Compared to this, questions about syntax are mostly trivial.

lassik commented 3 years ago

Syntax is important as the main test of usability: as with GC, we can do almost anything in the "engine room" of the type system as long as the user can continue to write code that looks quite like Scheme. It's very reassuring to know that these quite different type systems add up to almost the same surface syntax.

mnieper commented 3 years ago

Don't get me wrong. Getting the final surface syntax right is important in the end. (I neither like Haskell nor ML in this regard, for example.) But this is not the most important, nor the most fundamental step in language design.

lassik commented 3 years ago

Agreed - it's more of a constraint than a step. I also find Scheme far superior to any of the FP syntax; once you start writing FP-like code in Scheme-like syntax, it immediately clarifies thinking.

johnwcowan commented 3 years ago

For me, things are quite otherwise: I think in words and translate them to notation on the way out. This is probably why I am not a mathematician. So when someone shows me code, I always ask: "What does it do and what is it for?" thus forcing an answer in words.

mnieper commented 3 years ago

I would say that we basically all think in words (at least I do as well). But I also do think very visually when contemplating abstract problems. And for this, (good) notation really helps because this is something that can take shape in my mind besides the word.

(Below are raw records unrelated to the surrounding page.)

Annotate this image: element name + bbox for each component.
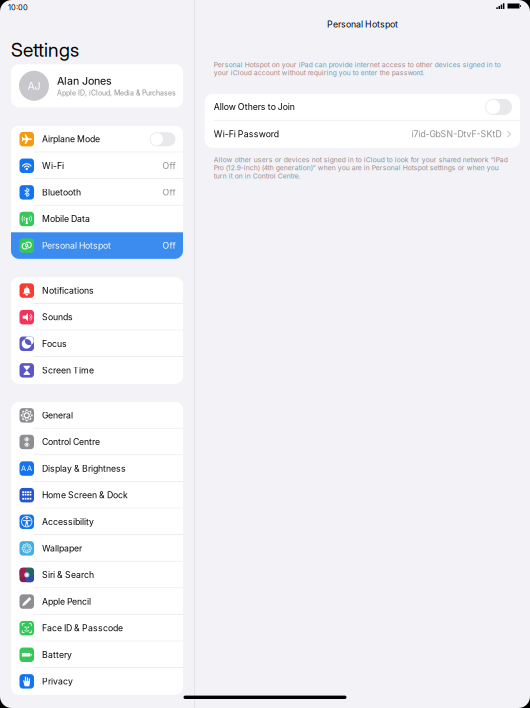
staticText: Off bbox=[162, 187, 175, 198]
button[interactable]: Wallpaper bbox=[11, 535, 183, 562]
staticText: Wallpaper bbox=[42, 543, 82, 554]
staticText: Settings bbox=[11, 38, 79, 61]
button[interactable]: Allow Others to Join bbox=[205, 94, 520, 120]
staticText: AA bbox=[21, 464, 33, 473]
staticText: Accessibility bbox=[42, 516, 94, 527]
button[interactable]: Home Screen & Dock bbox=[11, 482, 183, 508]
button[interactable]: Control Centre bbox=[11, 429, 183, 455]
staticText: Personal Hotspot bbox=[327, 19, 398, 30]
staticText: Sounds bbox=[42, 312, 73, 322]
button[interactable]: Apple Pencil bbox=[11, 588, 183, 615]
staticText: Wi-Fi Password bbox=[214, 129, 279, 139]
button[interactable]: Airplane Mode bbox=[11, 126, 183, 152]
button[interactable]: Mobile Data bbox=[11, 206, 183, 232]
button[interactable]: Notifications bbox=[11, 277, 183, 304]
staticText: General bbox=[42, 410, 73, 421]
staticText: Apple ID, iCloud, Media & Purchases bbox=[57, 89, 176, 97]
staticText: i7id-GbSN-DtvF-SKtD bbox=[412, 129, 502, 139]
staticText: Privacy bbox=[42, 676, 73, 687]
button[interactable]: AA bbox=[11, 455, 183, 482]
button[interactable]: Battery bbox=[11, 642, 183, 668]
staticText: Screen Time bbox=[42, 365, 94, 376]
staticText: Wi-Fi bbox=[42, 160, 64, 171]
button[interactable]: Accessibility bbox=[11, 508, 183, 535]
button[interactable]: Bluetooth bbox=[11, 179, 183, 206]
staticText: Home Screen & Dock bbox=[42, 490, 128, 500]
staticText: Allow other users or devices not signed … bbox=[214, 156, 508, 180]
staticText: Display & Brightness bbox=[42, 463, 126, 474]
button[interactable]: Privacy bbox=[11, 668, 183, 695]
staticText: Mobile Data bbox=[42, 214, 90, 224]
staticText: AJ bbox=[28, 79, 40, 92]
staticText: Apple Pencil bbox=[42, 596, 91, 607]
staticText: Face ID & Passcode bbox=[42, 623, 123, 633]
button[interactable]: General bbox=[11, 402, 183, 429]
button[interactable]: Personal Hotspot bbox=[11, 232, 183, 259]
button[interactable]: Face ID & Passcode bbox=[11, 615, 183, 642]
button[interactable]: Siri & Search bbox=[11, 562, 183, 588]
staticText: Battery bbox=[42, 650, 72, 660]
button[interactable]: Screen Time bbox=[11, 357, 183, 384]
staticText: Notifications bbox=[42, 285, 94, 296]
staticText: Bluetooth bbox=[42, 187, 81, 198]
button[interactable]: Wi-Fi Password bbox=[205, 121, 520, 148]
staticText: Control Centre bbox=[42, 437, 100, 447]
staticText: Siri & Search bbox=[42, 570, 94, 580]
button[interactable]: Wi-Fi bbox=[11, 152, 183, 179]
button[interactable]: AJ bbox=[11, 64, 183, 107]
staticText: Personal Hotspot bbox=[42, 240, 111, 251]
staticText: Off bbox=[162, 240, 175, 251]
staticText: Focus bbox=[42, 338, 67, 349]
button[interactable]: Sounds bbox=[11, 304, 183, 330]
staticText: Airplane Mode bbox=[42, 134, 100, 144]
staticText: Personal Hotspot on your iPad can provid… bbox=[214, 61, 501, 77]
staticText: Allow Others to Join bbox=[214, 102, 295, 112]
staticText: Off bbox=[162, 160, 175, 171]
button[interactable]: Focus bbox=[11, 330, 183, 357]
staticText: Alan Jones bbox=[57, 74, 112, 87]
staticText: 10:00 bbox=[8, 3, 28, 12]
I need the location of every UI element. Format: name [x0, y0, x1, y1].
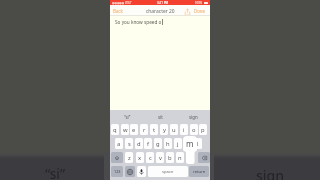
- staticText: 123: [114, 169, 121, 174]
- staticText: n: [178, 154, 182, 162]
- staticText: character 20: [146, 8, 175, 15]
- staticText: l: [197, 140, 199, 148]
- staticText: o: [192, 126, 196, 134]
- button[interactable]: v: [156, 152, 164, 163]
- staticText: u: [172, 126, 176, 134]
- staticText: z: [128, 154, 131, 162]
- staticText: sign: [189, 114, 198, 120]
- staticText: k: [186, 140, 190, 148]
- staticText: d: [137, 140, 141, 148]
- staticText: x: [138, 154, 142, 162]
- button[interactable]: Done: [192, 7, 207, 15]
- button[interactable]: Share: [184, 8, 191, 16]
- staticText: f: [147, 140, 149, 148]
- button[interactable]: Dictation: [137, 166, 146, 177]
- button[interactable]: z: [125, 152, 133, 163]
- button[interactable]: Back: [111, 7, 125, 15]
- staticText: Done: [194, 8, 206, 14]
- staticText: space: [162, 169, 174, 175]
- staticText: e: [132, 126, 136, 134]
- button[interactable]: d: [135, 138, 143, 149]
- staticText: sign: [256, 166, 285, 180]
- button[interactable]: c: [146, 152, 154, 163]
- button[interactable]: r: [140, 124, 148, 135]
- button[interactable]: b: [166, 152, 174, 163]
- staticText: ●●●●● AT&T: [112, 1, 132, 5]
- button[interactable]: f: [144, 138, 152, 149]
- staticText: g: [156, 140, 160, 148]
- staticText: i: [183, 126, 185, 134]
- staticText: b: [168, 154, 172, 162]
- button[interactable]: sit: [144, 110, 177, 123]
- button[interactable]: s: [125, 138, 133, 149]
- staticText: “si”: [124, 114, 131, 120]
- button[interactable]: k: [184, 138, 192, 149]
- button[interactable]: l: [194, 138, 202, 149]
- button[interactable]: return: [189, 166, 209, 177]
- button[interactable]: h: [164, 138, 172, 149]
- button[interactable]: p: [199, 124, 207, 135]
- staticText: “si”: [45, 165, 66, 179]
- button[interactable]: “si”: [110, 110, 144, 123]
- button[interactable]: space: [148, 166, 188, 177]
- button[interactable]: Delete: [198, 152, 210, 163]
- button[interactable]: w: [121, 124, 129, 135]
- staticText: r: [143, 126, 146, 134]
- button[interactable]: Emoji: [125, 166, 135, 177]
- staticText: 100%: [195, 1, 203, 5]
- button[interactable]: 123: [111, 166, 123, 177]
- staticText: 3:21 PM: [157, 1, 169, 5]
- staticText: Back: [113, 8, 123, 14]
- button[interactable]: g: [154, 138, 162, 149]
- button[interactable]: x: [136, 152, 144, 163]
- staticText: So you know speed o: [115, 19, 162, 25]
- button[interactable]: j: [174, 138, 182, 149]
- staticText: j: [177, 140, 179, 148]
- button[interactable]: t: [150, 124, 158, 135]
- button[interactable]: a: [115, 138, 123, 149]
- button[interactable]: o: [190, 124, 198, 135]
- staticText: w: [123, 126, 128, 134]
- staticText: q: [113, 126, 117, 134]
- staticText: s: [128, 140, 131, 148]
- button[interactable]: sign: [177, 110, 210, 123]
- staticText: h: [166, 140, 170, 148]
- button[interactable]: n: [176, 152, 184, 163]
- button[interactable]: Shift: [111, 152, 123, 163]
- staticText: return: [193, 169, 206, 175]
- button[interactable]: y: [160, 124, 168, 135]
- staticText: m: [186, 138, 194, 149]
- staticText: c: [149, 154, 152, 162]
- button[interactable]: e: [130, 124, 138, 135]
- staticText: t: [153, 126, 156, 134]
- staticText: a: [117, 140, 121, 148]
- button[interactable]: i: [180, 124, 188, 135]
- staticText: y: [163, 126, 166, 134]
- button[interactable]: u: [170, 124, 178, 135]
- staticText: v: [159, 154, 162, 162]
- staticText: p: [201, 126, 205, 134]
- button[interactable]: q: [111, 124, 119, 135]
- staticText: sit: [158, 114, 163, 120]
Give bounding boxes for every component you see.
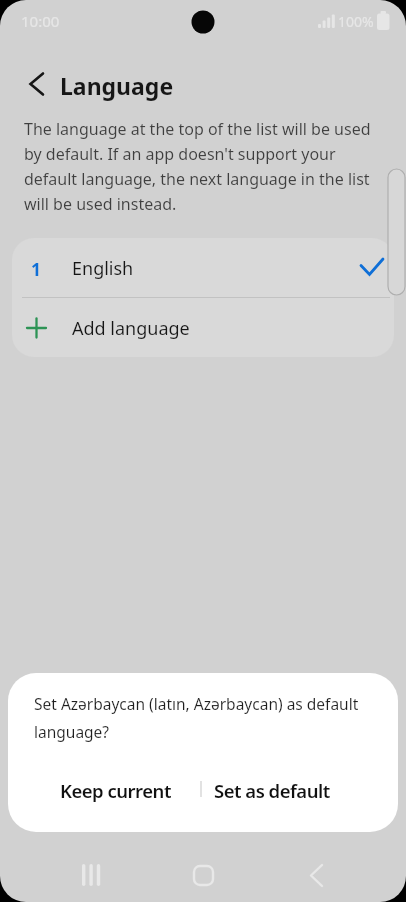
button[interactable]	[297, 856, 335, 894]
button[interactable]	[72, 856, 110, 894]
staticText: 10:00	[21, 11, 60, 31]
staticText: Language	[60, 70, 174, 101]
button[interactable]	[184, 856, 222, 894]
button[interactable]: Add language	[12, 297, 394, 357]
staticText: The language at the top of the list will…	[24, 118, 371, 214]
staticText: Keep current	[60, 778, 171, 803]
button[interactable]: 1	[12, 238, 394, 297]
staticText: 100%	[338, 12, 374, 31]
button[interactable]: Keep current	[45, 769, 185, 811]
staticText: Add language	[72, 316, 190, 341]
staticText: English	[72, 256, 134, 281]
staticText: 1	[31, 257, 42, 281]
staticText: Set as default	[214, 778, 330, 803]
button[interactable]: Set as default	[202, 769, 342, 811]
button[interactable]	[18, 64, 54, 104]
staticText: Set Azərbaycan (latın, Azərbaycan) as de…	[34, 693, 359, 743]
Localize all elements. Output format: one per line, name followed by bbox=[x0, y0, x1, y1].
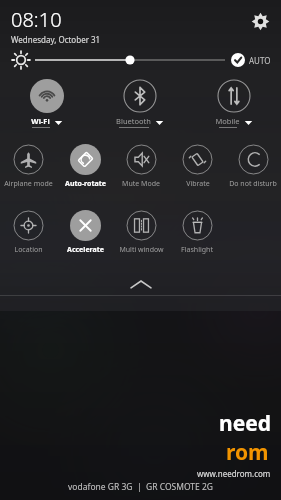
staticText: Wednesday, October 31 bbox=[11, 34, 101, 45]
button[interactable]: Accelerate bbox=[67, 210, 104, 255]
button[interactable]: Location bbox=[13, 210, 44, 255]
staticText: Do not disturb bbox=[229, 179, 277, 189]
staticText: Wi-Fi bbox=[31, 116, 50, 126]
button[interactable]: Multi window bbox=[119, 210, 164, 255]
button[interactable]: Wi-Fi bbox=[30, 79, 64, 128]
staticText: www.needrom.com bbox=[197, 468, 271, 479]
button[interactable]: Settings bbox=[247, 8, 273, 34]
staticText: Airplane mode bbox=[4, 179, 53, 189]
button[interactable]: Mute Mode bbox=[122, 144, 160, 189]
button[interactable]: Collapse panel bbox=[0, 273, 281, 295]
button[interactable]: Auto-rotate bbox=[65, 144, 106, 189]
button[interactable] bbox=[35, 50, 225, 70]
button[interactable]: Vibrate bbox=[182, 144, 213, 189]
button[interactable]: Airplane mode bbox=[4, 144, 53, 189]
staticText: vodafone GR 3G | GR COSMOTE 2G bbox=[68, 481, 214, 493]
staticText: Accelerate bbox=[67, 245, 104, 255]
staticText: Bluetooth bbox=[116, 116, 151, 126]
button[interactable]: Bluetooth bbox=[116, 79, 164, 128]
button[interactable]: Brightness bbox=[10, 49, 32, 71]
staticText: rom bbox=[226, 438, 269, 467]
staticText: Mobile bbox=[215, 116, 240, 126]
staticText: need bbox=[219, 409, 271, 438]
staticText: Auto-rotate bbox=[65, 179, 106, 189]
button[interactable]: AUTO bbox=[231, 53, 271, 67]
staticText: Mute Mode bbox=[122, 179, 160, 189]
staticText: Location bbox=[14, 245, 43, 255]
staticText: Multi window bbox=[119, 245, 164, 255]
staticText: Flashlight bbox=[181, 245, 213, 255]
staticText: AUTO bbox=[249, 55, 271, 66]
staticText: Vibrate bbox=[186, 179, 210, 189]
button[interactable]: Do not disturb bbox=[229, 144, 277, 189]
button[interactable]: Flashlight bbox=[181, 210, 213, 255]
staticText: 08:10 bbox=[11, 6, 62, 33]
button[interactable]: Mobile bbox=[215, 79, 253, 128]
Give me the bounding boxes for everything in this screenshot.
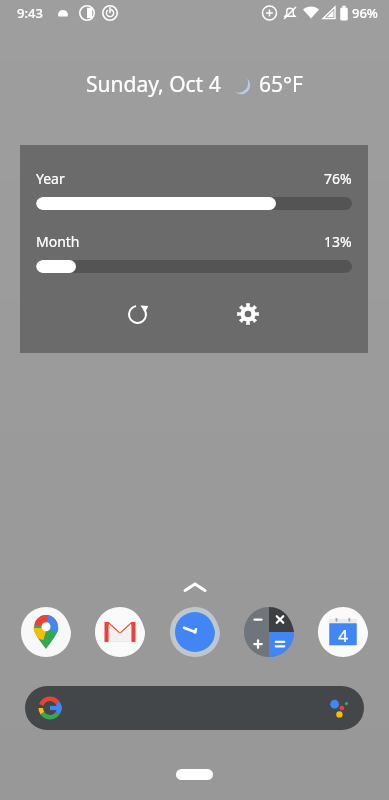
button[interactable]: Home [176,769,213,780]
staticText: 65°F [259,70,303,99]
staticText: Sunday, Oct 4 [86,70,221,99]
button[interactable]: Gmail [95,607,145,657]
staticText: 76% [324,169,352,188]
button[interactable]: Refresh [113,290,161,338]
staticText: 9:43 [17,4,43,22]
button[interactable]: Clock [170,607,220,657]
staticText: 13% [324,232,352,251]
button[interactable]: Maps [21,607,71,657]
button[interactable]: Search [25,686,364,730]
button[interactable]: All apps [177,578,213,596]
staticText: 4 [338,624,348,647]
staticText: Month [36,232,80,251]
staticText: Year [36,169,65,188]
button[interactable]: Settings [224,290,272,338]
button[interactable]: Sunday, Oct 4 [0,70,389,99]
staticText: 96% [352,4,378,22]
button[interactable]: Year [20,145,368,353]
button[interactable]: Calendar [318,607,368,657]
button[interactable]: Calculator [244,607,294,657]
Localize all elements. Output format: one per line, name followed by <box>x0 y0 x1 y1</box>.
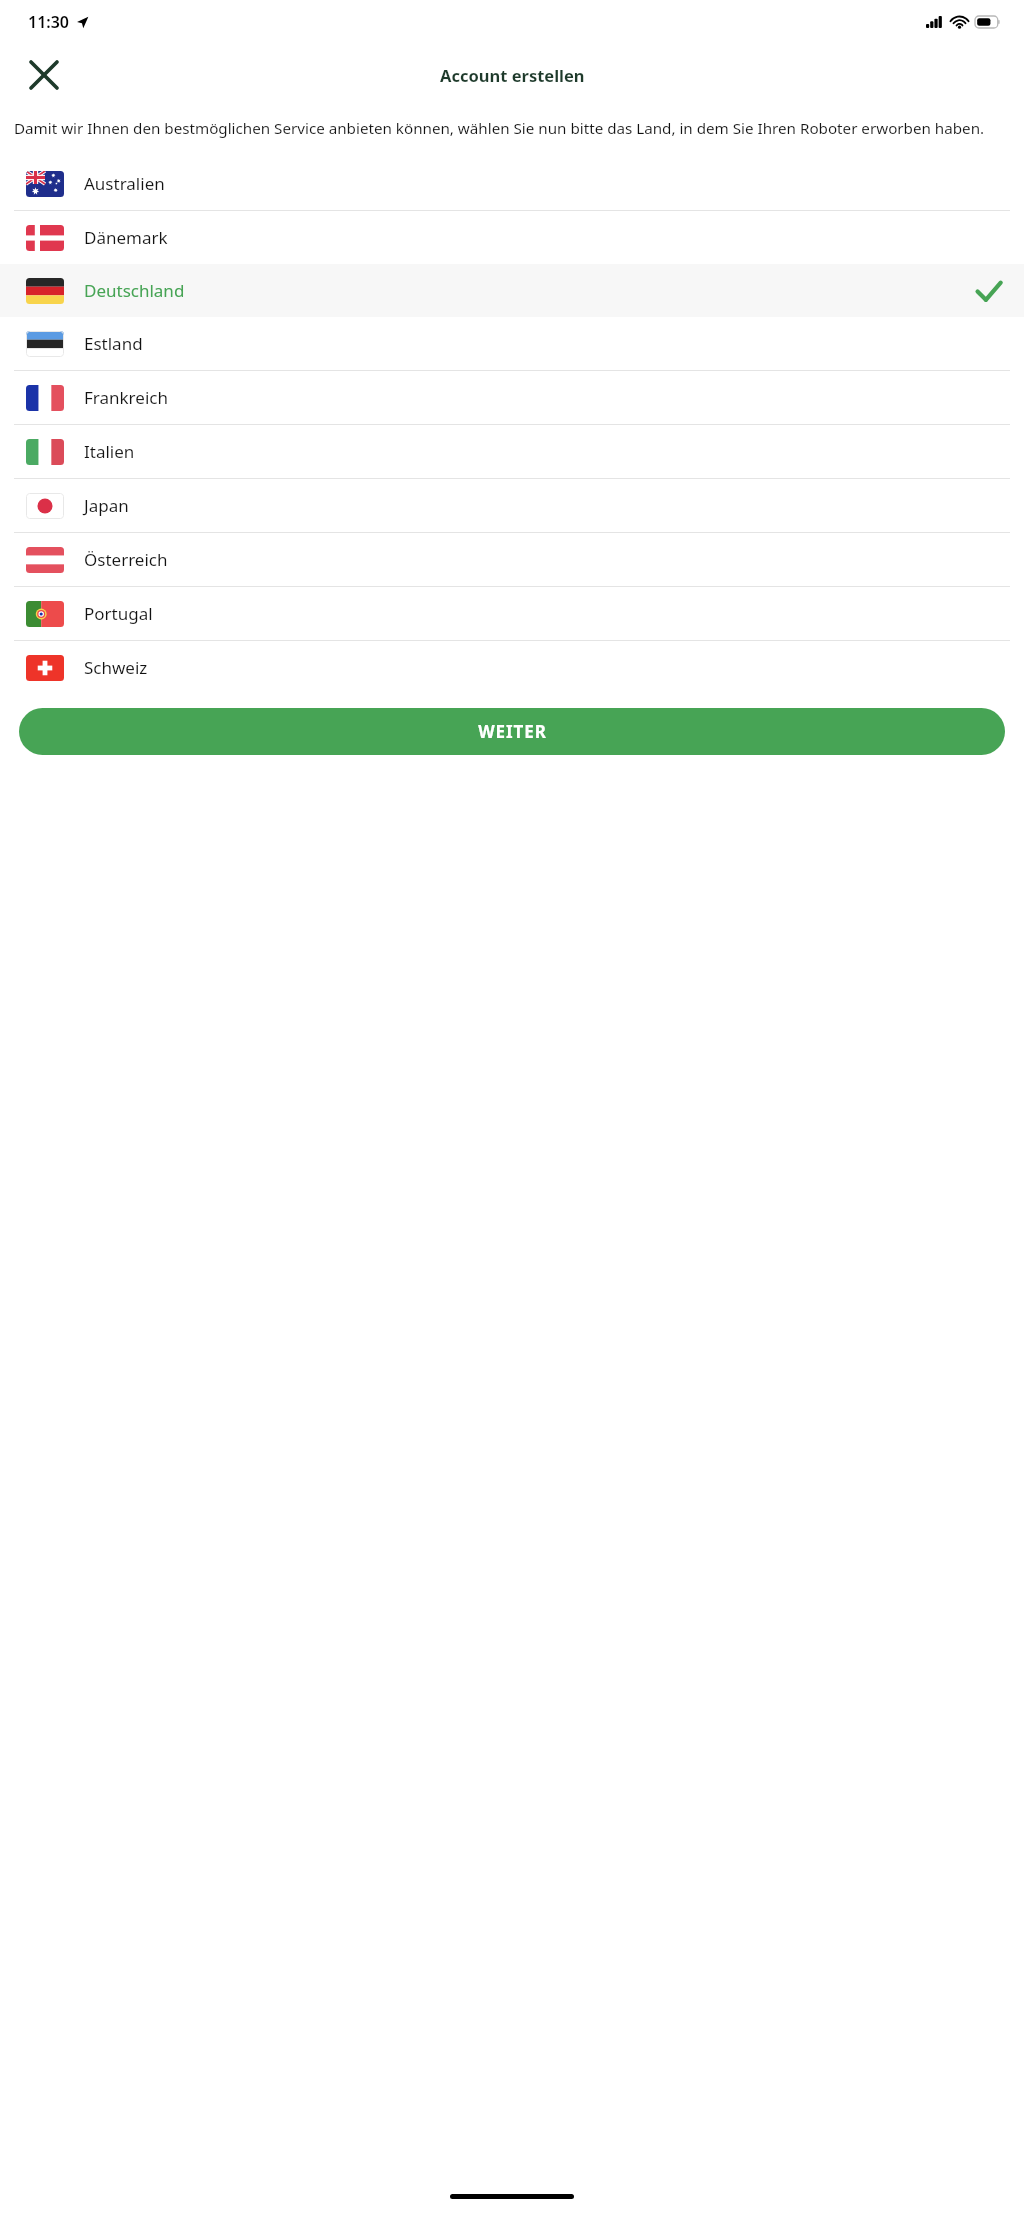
staticText: Account erstellen <box>440 64 585 86</box>
button[interactable]: Portugal <box>0 587 1024 640</box>
button[interactable]: Dänemark <box>0 211 1024 264</box>
staticText: Österreich <box>84 548 168 571</box>
staticText: Portugal <box>84 602 153 625</box>
button[interactable]: Japan <box>0 479 1024 532</box>
button[interactable]: Deutschland <box>0 264 1024 317</box>
button[interactable]: Estland <box>0 317 1024 370</box>
staticText: Schweiz <box>84 656 148 679</box>
staticText: Dänemark <box>84 226 168 249</box>
staticText: Estland <box>84 332 143 355</box>
button[interactable]: Australien <box>0 157 1024 210</box>
staticText: Italien <box>84 440 135 463</box>
staticText: WEITER <box>478 720 547 743</box>
button[interactable]: Schweiz <box>0 641 1024 694</box>
button[interactable]: Österreich <box>0 533 1024 586</box>
button[interactable]: Schließen <box>22 53 66 97</box>
staticText: Frankreich <box>84 386 168 409</box>
staticText: Japan <box>84 494 129 517</box>
staticText: 11:30 <box>28 11 70 33</box>
staticText: Deutschland <box>84 279 185 302</box>
button[interactable]: Frankreich <box>0 371 1024 424</box>
staticText: Damit wir Ihnen den bestmöglichen Servic… <box>14 118 985 139</box>
staticText: Australien <box>84 172 165 195</box>
button[interactable]: WEITER <box>19 708 1005 755</box>
button[interactable]: Italien <box>0 425 1024 478</box>
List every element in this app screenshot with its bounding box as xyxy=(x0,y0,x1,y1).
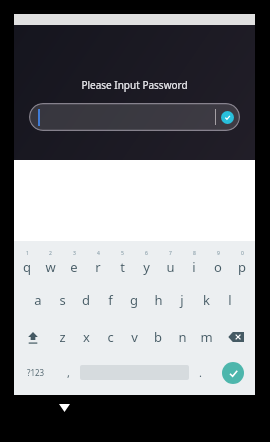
button[interactable]: 6 xyxy=(134,244,158,281)
staticText: o xyxy=(214,258,222,276)
staticText: d xyxy=(82,291,90,309)
staticText: Please Input Password xyxy=(81,78,188,92)
button[interactable]: 1 xyxy=(15,244,38,281)
staticText: , xyxy=(67,365,70,380)
button[interactable]: , xyxy=(57,356,80,389)
staticText: 6 xyxy=(145,250,148,257)
button[interactable]: k xyxy=(194,281,218,318)
button[interactable]: 2 xyxy=(38,244,62,281)
staticText: i xyxy=(192,258,196,276)
button[interactable]: n xyxy=(170,318,194,356)
staticText: f xyxy=(108,291,113,309)
staticText: 4 xyxy=(97,250,100,257)
button[interactable]: h xyxy=(146,281,170,318)
button[interactable]: s xyxy=(50,281,74,318)
staticText: b xyxy=(154,328,162,346)
button[interactable]: Enter xyxy=(222,362,244,384)
staticText: g xyxy=(130,291,138,309)
staticText: 0 xyxy=(241,250,244,257)
button[interactable]: x xyxy=(74,318,98,356)
button[interactable]: c xyxy=(98,318,122,356)
staticText: s xyxy=(59,291,66,309)
staticText: 3 xyxy=(73,250,76,257)
button[interactable]: v xyxy=(122,318,146,356)
button[interactable]: g xyxy=(122,281,146,318)
button[interactable]: Backspace xyxy=(218,318,254,356)
staticText: q xyxy=(23,258,31,276)
staticText: h xyxy=(154,291,163,309)
staticText: w xyxy=(45,258,56,276)
button[interactable]: 0 xyxy=(230,244,254,281)
staticText: u xyxy=(166,258,175,276)
staticText: t xyxy=(120,258,125,276)
button[interactable]: ?123 xyxy=(15,356,57,389)
staticText: m xyxy=(200,328,213,346)
button[interactable]: Hide keyboard xyxy=(14,397,114,442)
button[interactable]: Shift xyxy=(15,318,50,356)
button[interactable]: 9 xyxy=(206,244,230,281)
staticText: e xyxy=(70,258,78,276)
button[interactable]: 4 xyxy=(86,244,110,281)
staticText: a xyxy=(34,291,42,309)
button[interactable]: Submit password xyxy=(221,111,234,124)
staticText: c xyxy=(107,328,114,346)
staticText: 8 xyxy=(193,250,196,257)
staticText: 7 xyxy=(169,250,172,257)
staticText: k xyxy=(203,291,210,309)
staticText: v xyxy=(131,328,138,346)
staticText: ?123 xyxy=(27,367,45,378)
button[interactable]: 5 xyxy=(110,244,134,281)
staticText: y xyxy=(143,258,150,276)
button[interactable]: z xyxy=(50,318,74,356)
button[interactable]: 8 xyxy=(182,244,206,281)
staticText: r xyxy=(95,258,101,276)
staticText: 1 xyxy=(26,250,29,257)
button[interactable]: l xyxy=(218,281,242,318)
button[interactable]: f xyxy=(98,281,122,318)
button[interactable]: Submit password xyxy=(29,103,240,131)
button[interactable]: 7 xyxy=(158,244,182,281)
button[interactable]: d xyxy=(74,281,98,318)
button[interactable]: . xyxy=(189,356,212,389)
button[interactable]: a xyxy=(26,281,50,318)
button[interactable]: 3 xyxy=(62,244,86,281)
staticText: j xyxy=(180,291,184,309)
staticText: z xyxy=(59,328,66,346)
staticText: n xyxy=(178,328,187,346)
staticText: p xyxy=(238,258,246,276)
button[interactable]: b xyxy=(146,318,170,356)
staticText: . xyxy=(199,365,202,380)
button[interactable]: m xyxy=(194,318,218,356)
staticText: 5 xyxy=(121,250,124,257)
staticText: l xyxy=(228,291,232,309)
staticText: x xyxy=(83,328,90,346)
staticText: 2 xyxy=(49,250,52,257)
button[interactable]: j xyxy=(170,281,194,318)
staticText: 9 xyxy=(217,250,220,257)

(However, I may have misunderstood your point.)

lassik commented 3 years ago

Like Marc, I find that a good notation (such as Lisp/Scheme) makes some seemingly tricky problems almost solve themselves. I also think both visually/spatially and verbally. The majority of my "thinking" is intuitive so it's really more of a feeling than a concrete representation.

lassik commented 3 years ago

Another new language: Scopes

Scopes is a retargetable programming language & infrastructure.

Compile-time resource management using view propagation, an annotation-free variation of borrow checking.